From: Brian Berry, Chief Executive, Federation of Master Builders

The Queen’s Speech outlined the building blocks for recovery in the construction sector, but these measures must be targeted at small companies if the Government is to succeed in its aims.

Net Zero: I wholeheartedly welcome the Government’s renewed commitment to achieving net zero in today’s Queen’s Speech. But it urgently needs to back a long-term plan to retrofit our 28 million energy inefficient homes, if we are to have a hope in making this commitment a reality. The Construction Leadership Council’s National Retrofit Strategy provides an ‘oven-ready’ blueprint for how this can be achieved, and I would urge the Government to consider its recommendations in full if it wants to position the UK as a global leader in tackling climate change ahead of COP26. 

Skills: Crucial to the long-term certainty builders need is a robust commitment to training, and so I look forward to the detail of the Skills and Post-16 Education Bill that will deliver the Lifetime Skills Guarantee. Skills shortages in construction have become endemic, with a third of builders routinely struggling to hire bricklayers and carpenters. If we are to truly build back better and tackle significant issues such as climate change, then enhancing the UK’s skills and training environment is imperative. Improvements must seek to strengthen the links between employers and colleges, and encourage more employers to train. In the construction sector, local SME builders train 71% of all construction apprentices and must be at the heart of these plans.”

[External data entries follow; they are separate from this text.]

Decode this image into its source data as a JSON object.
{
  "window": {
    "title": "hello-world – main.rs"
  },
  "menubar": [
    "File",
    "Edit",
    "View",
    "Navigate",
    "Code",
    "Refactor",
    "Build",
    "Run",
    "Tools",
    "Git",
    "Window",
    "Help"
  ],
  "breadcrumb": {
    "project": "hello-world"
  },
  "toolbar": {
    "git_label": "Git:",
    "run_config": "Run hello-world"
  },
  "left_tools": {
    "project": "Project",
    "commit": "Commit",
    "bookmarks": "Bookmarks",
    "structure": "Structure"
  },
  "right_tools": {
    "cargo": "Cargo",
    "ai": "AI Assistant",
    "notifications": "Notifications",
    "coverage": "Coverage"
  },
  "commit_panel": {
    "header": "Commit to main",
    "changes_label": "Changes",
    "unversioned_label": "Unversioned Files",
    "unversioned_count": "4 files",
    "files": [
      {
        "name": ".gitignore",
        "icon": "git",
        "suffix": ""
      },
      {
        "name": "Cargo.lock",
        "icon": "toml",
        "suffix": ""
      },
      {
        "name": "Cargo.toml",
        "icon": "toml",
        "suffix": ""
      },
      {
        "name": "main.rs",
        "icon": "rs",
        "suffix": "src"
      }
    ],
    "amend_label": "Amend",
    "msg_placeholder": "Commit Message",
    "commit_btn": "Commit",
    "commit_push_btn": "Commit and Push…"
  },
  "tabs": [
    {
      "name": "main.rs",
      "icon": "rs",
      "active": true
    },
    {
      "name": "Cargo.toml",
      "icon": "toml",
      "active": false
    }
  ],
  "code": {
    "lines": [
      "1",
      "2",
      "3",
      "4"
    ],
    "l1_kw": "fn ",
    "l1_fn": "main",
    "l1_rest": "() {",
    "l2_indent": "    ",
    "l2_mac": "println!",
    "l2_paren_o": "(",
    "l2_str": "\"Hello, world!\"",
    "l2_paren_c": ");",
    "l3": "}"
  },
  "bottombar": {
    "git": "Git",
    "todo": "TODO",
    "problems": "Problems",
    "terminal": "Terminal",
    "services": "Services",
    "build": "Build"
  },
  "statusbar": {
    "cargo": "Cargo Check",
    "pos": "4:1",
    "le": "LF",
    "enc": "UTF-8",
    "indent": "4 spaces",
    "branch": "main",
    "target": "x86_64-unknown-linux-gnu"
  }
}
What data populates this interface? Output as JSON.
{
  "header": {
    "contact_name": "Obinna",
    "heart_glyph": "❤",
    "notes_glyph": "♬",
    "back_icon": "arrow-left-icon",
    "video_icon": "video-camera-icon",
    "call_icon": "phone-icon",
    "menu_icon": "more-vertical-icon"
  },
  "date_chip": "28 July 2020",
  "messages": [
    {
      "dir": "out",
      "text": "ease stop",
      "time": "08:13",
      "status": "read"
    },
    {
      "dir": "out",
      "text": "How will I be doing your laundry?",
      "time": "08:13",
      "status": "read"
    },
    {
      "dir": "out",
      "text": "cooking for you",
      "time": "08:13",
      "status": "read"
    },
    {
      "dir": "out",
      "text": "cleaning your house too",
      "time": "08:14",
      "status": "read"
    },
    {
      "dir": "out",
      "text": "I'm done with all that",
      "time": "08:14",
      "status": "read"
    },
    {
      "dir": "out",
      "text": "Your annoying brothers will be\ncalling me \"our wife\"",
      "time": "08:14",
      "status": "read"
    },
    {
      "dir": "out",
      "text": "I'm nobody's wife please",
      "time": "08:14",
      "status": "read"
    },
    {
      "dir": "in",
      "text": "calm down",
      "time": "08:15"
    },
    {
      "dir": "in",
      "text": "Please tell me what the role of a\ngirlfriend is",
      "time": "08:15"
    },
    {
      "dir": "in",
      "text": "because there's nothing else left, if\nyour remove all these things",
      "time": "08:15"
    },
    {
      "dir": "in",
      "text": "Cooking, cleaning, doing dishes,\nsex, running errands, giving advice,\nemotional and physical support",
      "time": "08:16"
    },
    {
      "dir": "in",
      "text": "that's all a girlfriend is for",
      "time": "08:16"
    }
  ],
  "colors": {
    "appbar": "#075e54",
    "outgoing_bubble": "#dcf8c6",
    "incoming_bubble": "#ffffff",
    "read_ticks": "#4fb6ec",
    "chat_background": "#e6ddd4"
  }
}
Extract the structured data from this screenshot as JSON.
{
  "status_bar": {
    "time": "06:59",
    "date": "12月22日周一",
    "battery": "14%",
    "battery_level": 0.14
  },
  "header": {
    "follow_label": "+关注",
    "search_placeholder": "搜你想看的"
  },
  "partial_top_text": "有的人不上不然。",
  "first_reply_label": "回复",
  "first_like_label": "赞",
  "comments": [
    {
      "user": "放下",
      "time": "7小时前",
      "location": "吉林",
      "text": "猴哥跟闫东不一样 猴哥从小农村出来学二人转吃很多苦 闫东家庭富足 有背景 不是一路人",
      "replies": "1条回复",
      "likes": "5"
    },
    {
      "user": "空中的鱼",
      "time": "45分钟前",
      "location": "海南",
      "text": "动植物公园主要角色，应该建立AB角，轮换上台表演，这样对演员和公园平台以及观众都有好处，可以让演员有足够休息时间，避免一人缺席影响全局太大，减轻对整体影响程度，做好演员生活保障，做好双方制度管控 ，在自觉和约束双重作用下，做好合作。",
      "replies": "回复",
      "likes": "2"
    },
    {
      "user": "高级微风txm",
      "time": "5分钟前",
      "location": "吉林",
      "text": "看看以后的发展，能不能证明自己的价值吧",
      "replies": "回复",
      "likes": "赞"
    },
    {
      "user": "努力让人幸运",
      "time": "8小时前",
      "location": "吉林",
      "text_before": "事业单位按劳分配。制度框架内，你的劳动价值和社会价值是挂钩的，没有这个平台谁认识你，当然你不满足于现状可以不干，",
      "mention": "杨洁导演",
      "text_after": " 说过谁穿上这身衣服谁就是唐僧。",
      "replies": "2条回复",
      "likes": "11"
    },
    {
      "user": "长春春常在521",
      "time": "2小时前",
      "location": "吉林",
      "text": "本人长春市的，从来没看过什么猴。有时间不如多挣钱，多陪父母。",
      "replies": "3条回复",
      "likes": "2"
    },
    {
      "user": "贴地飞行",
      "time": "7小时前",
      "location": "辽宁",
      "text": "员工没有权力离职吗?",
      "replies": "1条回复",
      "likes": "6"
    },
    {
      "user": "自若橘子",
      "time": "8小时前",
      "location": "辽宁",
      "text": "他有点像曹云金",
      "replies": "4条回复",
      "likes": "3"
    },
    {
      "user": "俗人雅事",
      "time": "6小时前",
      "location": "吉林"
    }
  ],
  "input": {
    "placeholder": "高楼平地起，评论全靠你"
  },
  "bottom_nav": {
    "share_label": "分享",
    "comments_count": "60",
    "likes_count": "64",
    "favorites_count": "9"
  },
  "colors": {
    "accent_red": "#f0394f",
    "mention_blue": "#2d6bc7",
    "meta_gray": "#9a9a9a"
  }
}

Planning: We won’t build the homes we need if we fail to diversify the housing market and reverse the decline of SME house builders, who built 40% of all new homes in the 1980s but only build 12% today. So the Government’s commitment to an updated planning system through the Planning Bill is good news. While greater flexibility, simplicity, and responsiveness are needed to tackle the barriers that 48% of small builders face with the planning system, we must not compromise the quality of the homes we build. New measures that make the planning system quicker and more affordable are welcome, but it is vital that high standards in design and build are not affected as a result, and that any overhaul doesn’t in fact add further delays.